La fibrose de la MN est une autre caractéristique typique de la LMC (figures 24.5, 24.6).32 Elle ne touche qu’une minorité de patients au moment du diagnostic, mais une proportion importante de patients développent une fibrose au cours de la maladie, surtout lorsque le traitement a perdu son efficacité.33,34 Chez les patients qui ne répondent pas au traitement, la proportion cumulée de cas de fibrose de la moelle osseuse s’élève à plus de 90 %.33 Par conséquent, la LMC est le deuxième néoplasme myéloprolifératif, après la myélofibrose primaire (PMF), caractérisé par un risque élevé de fibrose de la moelle osseuse.

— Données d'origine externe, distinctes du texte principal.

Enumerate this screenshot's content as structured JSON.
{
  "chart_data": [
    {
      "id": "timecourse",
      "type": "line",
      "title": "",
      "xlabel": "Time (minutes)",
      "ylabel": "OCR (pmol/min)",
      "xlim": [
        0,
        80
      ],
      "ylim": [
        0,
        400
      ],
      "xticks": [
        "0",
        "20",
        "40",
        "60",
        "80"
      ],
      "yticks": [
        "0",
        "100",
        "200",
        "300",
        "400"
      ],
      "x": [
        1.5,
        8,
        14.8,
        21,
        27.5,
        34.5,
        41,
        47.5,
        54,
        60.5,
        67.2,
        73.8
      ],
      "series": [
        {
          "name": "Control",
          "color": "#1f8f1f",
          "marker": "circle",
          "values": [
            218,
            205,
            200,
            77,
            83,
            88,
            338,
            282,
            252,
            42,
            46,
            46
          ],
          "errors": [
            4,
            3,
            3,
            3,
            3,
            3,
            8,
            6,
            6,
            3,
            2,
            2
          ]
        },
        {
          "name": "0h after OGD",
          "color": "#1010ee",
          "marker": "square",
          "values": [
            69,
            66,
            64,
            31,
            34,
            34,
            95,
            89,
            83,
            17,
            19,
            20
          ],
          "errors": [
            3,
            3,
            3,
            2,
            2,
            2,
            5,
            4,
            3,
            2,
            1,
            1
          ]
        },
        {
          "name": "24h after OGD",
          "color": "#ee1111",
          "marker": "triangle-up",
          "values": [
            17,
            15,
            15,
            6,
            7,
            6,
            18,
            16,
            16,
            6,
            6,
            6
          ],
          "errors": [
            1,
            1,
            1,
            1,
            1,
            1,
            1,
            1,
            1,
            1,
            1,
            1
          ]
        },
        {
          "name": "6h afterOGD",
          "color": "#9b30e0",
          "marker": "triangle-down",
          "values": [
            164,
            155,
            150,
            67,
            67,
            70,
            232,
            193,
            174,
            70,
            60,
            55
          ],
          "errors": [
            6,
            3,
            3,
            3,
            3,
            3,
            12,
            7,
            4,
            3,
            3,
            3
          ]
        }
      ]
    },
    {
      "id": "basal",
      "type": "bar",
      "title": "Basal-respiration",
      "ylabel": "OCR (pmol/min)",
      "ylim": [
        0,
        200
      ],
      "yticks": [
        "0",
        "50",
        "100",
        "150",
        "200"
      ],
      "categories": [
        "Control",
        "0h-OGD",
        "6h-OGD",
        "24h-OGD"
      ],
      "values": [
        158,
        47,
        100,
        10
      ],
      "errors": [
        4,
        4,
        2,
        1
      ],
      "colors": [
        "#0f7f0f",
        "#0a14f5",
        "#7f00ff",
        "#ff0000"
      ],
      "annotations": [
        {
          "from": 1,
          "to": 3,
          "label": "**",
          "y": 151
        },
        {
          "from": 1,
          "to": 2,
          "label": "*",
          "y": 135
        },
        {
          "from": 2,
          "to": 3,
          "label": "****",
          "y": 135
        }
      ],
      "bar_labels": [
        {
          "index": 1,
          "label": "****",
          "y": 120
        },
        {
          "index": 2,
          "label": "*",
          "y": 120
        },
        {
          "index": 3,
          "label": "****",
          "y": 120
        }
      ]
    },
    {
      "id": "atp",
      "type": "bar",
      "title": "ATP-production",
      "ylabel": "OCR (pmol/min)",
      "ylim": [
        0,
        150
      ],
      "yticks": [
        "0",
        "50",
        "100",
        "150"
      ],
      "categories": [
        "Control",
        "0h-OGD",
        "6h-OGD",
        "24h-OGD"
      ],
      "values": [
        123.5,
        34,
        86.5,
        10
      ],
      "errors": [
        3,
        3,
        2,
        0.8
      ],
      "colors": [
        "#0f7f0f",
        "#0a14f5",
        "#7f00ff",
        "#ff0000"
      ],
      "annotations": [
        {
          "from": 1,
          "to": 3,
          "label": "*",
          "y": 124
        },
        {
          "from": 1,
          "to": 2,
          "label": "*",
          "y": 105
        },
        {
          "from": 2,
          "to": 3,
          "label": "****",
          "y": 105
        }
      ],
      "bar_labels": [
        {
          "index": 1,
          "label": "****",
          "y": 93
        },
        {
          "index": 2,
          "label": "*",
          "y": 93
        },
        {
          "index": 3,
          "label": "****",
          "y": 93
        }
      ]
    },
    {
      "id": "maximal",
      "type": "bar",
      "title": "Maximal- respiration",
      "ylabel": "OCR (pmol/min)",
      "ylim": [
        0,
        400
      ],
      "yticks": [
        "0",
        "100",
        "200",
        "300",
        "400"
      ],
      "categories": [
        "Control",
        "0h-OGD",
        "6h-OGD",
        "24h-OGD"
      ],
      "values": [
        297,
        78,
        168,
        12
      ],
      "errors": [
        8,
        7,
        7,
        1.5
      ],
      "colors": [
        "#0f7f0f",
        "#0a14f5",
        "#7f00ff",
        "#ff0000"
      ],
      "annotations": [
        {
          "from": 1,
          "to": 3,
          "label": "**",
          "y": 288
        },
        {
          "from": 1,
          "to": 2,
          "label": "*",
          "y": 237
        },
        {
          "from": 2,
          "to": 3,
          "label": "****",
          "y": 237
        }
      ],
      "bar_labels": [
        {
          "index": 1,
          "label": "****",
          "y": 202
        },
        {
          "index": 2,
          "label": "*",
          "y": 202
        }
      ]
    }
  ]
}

La fibrose de la moelle osseuse commence généralement de manière focale (par plaques), suivie d’une transformation en une fibrose extensive diffuse qui se développe au cours de la maladie.34 Comme dans la CMF, les cellules productrices de fibres (fibroblastes) ne font pas partie du clone néoplasique.31 Cependant, leur production de fibres est régulée par les facteurs de croissance produits par l’hématopoïèse néoplasique, en particulier le facteur de croissance dérivé des plaquettes et le facteur de croissance transformant-β, ce qui entraîne une augmentation des dépôts de fibres de collagène de type I et III (réticuline).35
La fibrose devient visible après imprégnation d’argent (Fig. 24.6). Diverses méthodes ont été présentées en ce qui concerne le classement de la fibrose de la moelle (voir chapitre 3), mais il n’existe pas à ce jour d’approche uniforme mondiale pour le diagnostic et la quantification de la fibrose de la moelle. En général, plus de 5% du volume de la moelle par µm d’épaisseur de la section de tissu avec des dépôts de fibres >104 mm/mm3 sont rares chez les sujets sains normaux, de sorte que cette limite peut être appliquée pour diagnostiquer la fibrose de la MO.36 Dans les régions BM fibrotiques de la LMC, la densité des dépôts de fibres dépasse généralement 104 mm/mm3.36
La fibrose BM est corrélée à une augmentation du nombre de mégacaryocytes, à la splénomégalie et à la mobilisation des normoblastes dans le PB.25 Elle peut également être corrélée à un excès de blastes. Une fibrose diffuse étendue peut s’accompagner d’ostéosclérose.
Une autre caractéristique que la LMC partage avec d’autres troubles néoplasiques est une vascularisation accrue de la BM37 (Fig. 24.7). Elle résulte d’une production accrue de facteurs de croissance pro-angiogéniques par le clone néoplasique, en particulier le facteur de croissance endothélial vasculaire A (VEGF). Il a été constaté que l’oncoprotéine BCR-ABL1 pouvait induire in vitro l’activité du promoteur du VEGF et l’augmentation des niveaux de protéine VEGF dans les cellules Ba/F3, ainsi que favoriser l’expression du facteur 1 inductible par l’hypoxie (HIF-1) fonctionnellement actif, un régulateur transcriptionnel majeur de l’expression du gène du VEGF38. En outre, la cellule souche néoplasique pluripotente semble pouvoir se différencier en cellules endothéliales.39 Ainsi, la LMC semble pouvoir induire une hypervascularisation du BM dans le cadre de la prolifération néoplasique.
Manifestations extra-médullaires. Jusqu’à 70 % des patients atteints de LMC au moment du diagnostic présentent un degré variable d’hépato- et de splénomégalie.16 L’hypertrophie de la rate résulte d’une infiltration des cordons de la pulpe rouge par une hématopoïèse néoplasique, principalement une granulopoïèse. L’hépatomégalie est le résultat d’une infiltration intrasinusoïdale et périportale par l’hématopoïèse.